Make room for the little things. Businesses like to devote their efforts to solving big problems. This can be problematic when it comes to hidden factories because, despite their cost, they have dozens or hundreds of small inefficiencies. Carrier calls this the 10,000 cent problem. “You won’t find dollar bills on the factory floor,” he said. “But the hidden factories are 10,000 cents.”

Hire as many employees as possible. From the top of the company, Carrier suggests that CFOs should be involved in this work. They alone can provide the necessary investments and properly measure results. But strong leadership is not enough. Since hidden factories tend to be scattered across many parts of a system, building an effective solution requires engagement with a large part of the business. Carrier suggests that as many as 30% of employees should be recruited to work on solutions.

Above all, when searching for hidden factories, employees should focus on how time, not the cost, is spent. “If you are constantly looking for cost reduction, you will end up exhausting the system to total failure,” Carrier said.

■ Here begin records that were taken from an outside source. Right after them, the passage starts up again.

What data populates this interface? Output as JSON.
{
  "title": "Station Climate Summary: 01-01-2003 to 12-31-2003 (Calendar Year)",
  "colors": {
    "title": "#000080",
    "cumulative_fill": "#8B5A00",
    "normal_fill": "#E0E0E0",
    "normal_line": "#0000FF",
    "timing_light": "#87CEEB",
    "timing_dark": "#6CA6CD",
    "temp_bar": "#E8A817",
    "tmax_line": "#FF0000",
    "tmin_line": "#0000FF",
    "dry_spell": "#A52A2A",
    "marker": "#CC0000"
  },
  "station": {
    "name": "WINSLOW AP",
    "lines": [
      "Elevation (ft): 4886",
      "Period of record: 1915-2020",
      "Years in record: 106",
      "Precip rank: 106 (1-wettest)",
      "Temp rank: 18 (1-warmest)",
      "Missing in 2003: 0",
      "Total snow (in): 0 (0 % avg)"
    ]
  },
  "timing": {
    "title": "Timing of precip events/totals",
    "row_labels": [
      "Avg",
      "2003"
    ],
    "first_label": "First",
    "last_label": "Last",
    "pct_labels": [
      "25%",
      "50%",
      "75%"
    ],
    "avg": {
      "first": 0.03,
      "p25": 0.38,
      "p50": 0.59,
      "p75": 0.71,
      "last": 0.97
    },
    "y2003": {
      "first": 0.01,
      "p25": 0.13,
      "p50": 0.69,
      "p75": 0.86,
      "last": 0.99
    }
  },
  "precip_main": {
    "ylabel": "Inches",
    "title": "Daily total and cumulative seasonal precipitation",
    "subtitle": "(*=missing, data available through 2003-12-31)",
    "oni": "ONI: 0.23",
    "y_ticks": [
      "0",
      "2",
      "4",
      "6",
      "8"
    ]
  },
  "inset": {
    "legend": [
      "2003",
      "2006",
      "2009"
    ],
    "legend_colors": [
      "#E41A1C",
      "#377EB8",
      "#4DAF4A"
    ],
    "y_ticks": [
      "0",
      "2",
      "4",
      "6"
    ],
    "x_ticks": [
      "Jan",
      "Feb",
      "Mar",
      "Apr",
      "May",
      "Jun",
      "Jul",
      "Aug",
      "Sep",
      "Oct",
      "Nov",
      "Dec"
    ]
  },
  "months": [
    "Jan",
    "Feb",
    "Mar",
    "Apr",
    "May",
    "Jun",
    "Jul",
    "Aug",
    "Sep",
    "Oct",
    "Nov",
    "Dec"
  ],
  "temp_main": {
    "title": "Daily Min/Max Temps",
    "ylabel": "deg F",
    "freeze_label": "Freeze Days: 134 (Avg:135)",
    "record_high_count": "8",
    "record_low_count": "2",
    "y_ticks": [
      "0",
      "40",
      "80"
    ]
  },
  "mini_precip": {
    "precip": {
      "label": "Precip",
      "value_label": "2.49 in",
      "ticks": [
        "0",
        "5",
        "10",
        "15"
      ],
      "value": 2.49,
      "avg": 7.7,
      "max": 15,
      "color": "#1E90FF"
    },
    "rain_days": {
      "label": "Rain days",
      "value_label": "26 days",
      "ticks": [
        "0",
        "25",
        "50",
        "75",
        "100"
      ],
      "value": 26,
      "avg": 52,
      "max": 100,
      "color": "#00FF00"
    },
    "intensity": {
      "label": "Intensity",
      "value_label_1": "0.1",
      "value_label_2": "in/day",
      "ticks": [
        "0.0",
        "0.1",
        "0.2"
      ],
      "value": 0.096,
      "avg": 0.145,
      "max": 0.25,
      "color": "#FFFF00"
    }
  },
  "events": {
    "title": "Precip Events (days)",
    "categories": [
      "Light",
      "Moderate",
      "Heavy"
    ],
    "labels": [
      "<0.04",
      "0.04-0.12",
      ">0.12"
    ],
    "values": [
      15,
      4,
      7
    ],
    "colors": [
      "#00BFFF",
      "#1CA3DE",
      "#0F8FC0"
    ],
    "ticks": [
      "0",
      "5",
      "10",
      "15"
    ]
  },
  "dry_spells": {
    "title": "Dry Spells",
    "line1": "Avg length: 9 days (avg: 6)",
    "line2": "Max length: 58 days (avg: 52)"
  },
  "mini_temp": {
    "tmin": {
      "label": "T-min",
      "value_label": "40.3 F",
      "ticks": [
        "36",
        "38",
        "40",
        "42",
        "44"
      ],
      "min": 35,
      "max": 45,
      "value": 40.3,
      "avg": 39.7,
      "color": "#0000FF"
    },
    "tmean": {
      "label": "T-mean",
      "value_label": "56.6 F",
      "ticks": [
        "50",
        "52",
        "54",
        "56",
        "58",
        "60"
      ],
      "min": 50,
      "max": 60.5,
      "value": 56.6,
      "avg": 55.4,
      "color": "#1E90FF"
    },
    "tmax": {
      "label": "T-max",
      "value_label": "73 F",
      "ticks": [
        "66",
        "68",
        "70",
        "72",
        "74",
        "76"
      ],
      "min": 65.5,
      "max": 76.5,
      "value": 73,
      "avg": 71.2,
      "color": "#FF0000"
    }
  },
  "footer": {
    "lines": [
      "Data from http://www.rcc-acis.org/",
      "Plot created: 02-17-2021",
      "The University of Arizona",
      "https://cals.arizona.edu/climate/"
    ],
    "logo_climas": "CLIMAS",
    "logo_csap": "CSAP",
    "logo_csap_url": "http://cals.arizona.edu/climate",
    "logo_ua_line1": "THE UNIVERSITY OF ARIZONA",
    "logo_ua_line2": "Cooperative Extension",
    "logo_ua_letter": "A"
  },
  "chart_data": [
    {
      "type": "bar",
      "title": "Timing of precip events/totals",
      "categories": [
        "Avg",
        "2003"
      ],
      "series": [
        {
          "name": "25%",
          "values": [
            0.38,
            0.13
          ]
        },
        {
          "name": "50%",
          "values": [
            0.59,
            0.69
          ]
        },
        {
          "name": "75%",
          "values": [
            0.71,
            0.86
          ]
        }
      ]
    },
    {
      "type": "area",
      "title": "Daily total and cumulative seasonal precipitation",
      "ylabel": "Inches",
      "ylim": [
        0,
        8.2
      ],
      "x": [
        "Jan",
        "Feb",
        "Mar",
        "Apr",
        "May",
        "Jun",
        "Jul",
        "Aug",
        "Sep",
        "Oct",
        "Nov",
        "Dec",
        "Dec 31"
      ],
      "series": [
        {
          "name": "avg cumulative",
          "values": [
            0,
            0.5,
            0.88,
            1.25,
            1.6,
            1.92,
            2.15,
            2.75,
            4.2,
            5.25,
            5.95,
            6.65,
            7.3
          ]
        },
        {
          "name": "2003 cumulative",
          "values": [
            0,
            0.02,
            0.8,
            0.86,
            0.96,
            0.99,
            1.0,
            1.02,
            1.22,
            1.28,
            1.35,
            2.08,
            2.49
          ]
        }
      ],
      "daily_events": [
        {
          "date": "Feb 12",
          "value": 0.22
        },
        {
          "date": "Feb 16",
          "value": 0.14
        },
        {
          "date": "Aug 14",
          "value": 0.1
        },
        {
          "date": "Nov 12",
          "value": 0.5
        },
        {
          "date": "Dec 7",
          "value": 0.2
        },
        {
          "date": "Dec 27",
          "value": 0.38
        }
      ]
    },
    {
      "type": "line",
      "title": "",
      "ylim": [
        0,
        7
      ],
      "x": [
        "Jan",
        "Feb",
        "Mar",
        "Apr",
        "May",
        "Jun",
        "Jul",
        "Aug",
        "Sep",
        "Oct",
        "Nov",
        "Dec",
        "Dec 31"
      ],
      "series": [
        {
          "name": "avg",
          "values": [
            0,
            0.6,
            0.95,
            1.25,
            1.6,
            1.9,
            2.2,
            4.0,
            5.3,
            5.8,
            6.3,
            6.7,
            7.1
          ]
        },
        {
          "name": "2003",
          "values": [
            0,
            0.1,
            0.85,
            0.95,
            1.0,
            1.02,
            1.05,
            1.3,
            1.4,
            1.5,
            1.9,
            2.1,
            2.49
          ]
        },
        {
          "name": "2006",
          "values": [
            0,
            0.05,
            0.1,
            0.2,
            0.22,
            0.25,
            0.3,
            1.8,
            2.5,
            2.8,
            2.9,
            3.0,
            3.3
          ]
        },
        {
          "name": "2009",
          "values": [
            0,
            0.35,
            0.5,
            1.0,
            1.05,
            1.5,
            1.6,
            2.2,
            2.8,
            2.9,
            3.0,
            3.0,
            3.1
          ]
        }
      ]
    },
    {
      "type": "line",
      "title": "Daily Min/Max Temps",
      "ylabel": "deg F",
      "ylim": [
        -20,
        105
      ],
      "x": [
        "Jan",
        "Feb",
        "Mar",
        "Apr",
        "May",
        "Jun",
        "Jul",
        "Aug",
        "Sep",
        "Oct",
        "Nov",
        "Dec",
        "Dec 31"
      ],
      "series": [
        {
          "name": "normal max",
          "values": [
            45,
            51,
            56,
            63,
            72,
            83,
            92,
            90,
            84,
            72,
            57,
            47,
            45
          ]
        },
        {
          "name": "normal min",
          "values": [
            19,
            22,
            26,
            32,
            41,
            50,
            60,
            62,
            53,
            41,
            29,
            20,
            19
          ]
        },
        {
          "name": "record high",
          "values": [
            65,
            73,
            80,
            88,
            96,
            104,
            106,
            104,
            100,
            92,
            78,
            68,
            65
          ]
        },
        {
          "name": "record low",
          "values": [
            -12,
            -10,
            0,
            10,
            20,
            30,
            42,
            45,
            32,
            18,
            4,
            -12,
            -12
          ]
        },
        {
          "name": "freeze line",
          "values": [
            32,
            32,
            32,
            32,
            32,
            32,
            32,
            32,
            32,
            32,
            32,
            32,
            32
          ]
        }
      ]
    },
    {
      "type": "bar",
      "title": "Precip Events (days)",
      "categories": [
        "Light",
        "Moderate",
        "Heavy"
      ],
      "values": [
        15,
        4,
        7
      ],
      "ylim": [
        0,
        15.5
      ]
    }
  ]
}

Focus on risk, not productivity. There is a conventional view of risk and productivity as being closely related: greater productivity implies greater risk, and vice versa. “This is based on the assumption that the system is operating at its ‘efficient frontier’, which is rarely the case,” Carrier said. If you approach risk the right way, by tackling the parts of a system that are overloaded, you can reduce risk while increasing productivity. Hidden factories left unattended, on the other hand, are both unproductive and dangerous.

Invest in the system, not in new technology. Technology can, of course, help reduce hidden factories, but at the root of this problem is culture and information, not technology. First and foremost, the nodes in the system must be addressed and the information gaps that led to these nodes repaired. New technologies or algorithms cannot help if the system and culture it nurtured remains broken.

Look for duct tape, pliers… and spreadsheets. The Hidden Factory has its own set of tools – of the “get-‘er-done” variety. In operations, it consists of duct tape, C-clamps, adjustable wrenches, and the ratchet extension that someone bent with a torch. In the office, the main culprit is the spreadsheet, where work outside of the workflow app – be it Jira or an SAP or Salesforce app – is funneled into the hidden office work factory. This hidden work is then protected from detection by PowerPoint waterfall diagrams, meticulously prepared to smooth out any disturbing information that would be helpful in addressing the factors behind the formation of the Hidden Factory, Carrier said.

Encourage open communication. Workarounds and quick fixes are inevitable. Building a fault-free system, Carrier said, would be prohibitively expensive, if not impossible. The key is to have quick, routine feedback when workarounds occur, and then react accordingly. To this end, open and honest communication is essential. “If you have a culture where employees are supposed to only report good news to senior management, then they’ll just filter out the information they think they shouldn’t be sharing,” he said. “Paraphrase W. Edwards Deming, ‘You have just created the perfect system to institutionalize the hidden factories.’ ”

Look for factories hidden in software development and knowledge work. In the software world, the hidden factory phenomenon is revealed in terms such as anti-models and technical debt. Unsurprisingly, the world of development and operations adopts the same concepts and tools to solve them: Kanban, fast delivery cycles and value stream mapping. “There are a lot more hidden factories in software and back-office processing than in any physical manufacturing,” Carrier said.

In the end, Carrier explained that the search for hidden factories should be seen first and foremost as an opportunity. “Hidden factories are actually good things because they are the way the system tells you where to focus,” he said. “It’s a gift. You want them to go, but also know that the system is talking to you.

This article is organized from World Economic Forum.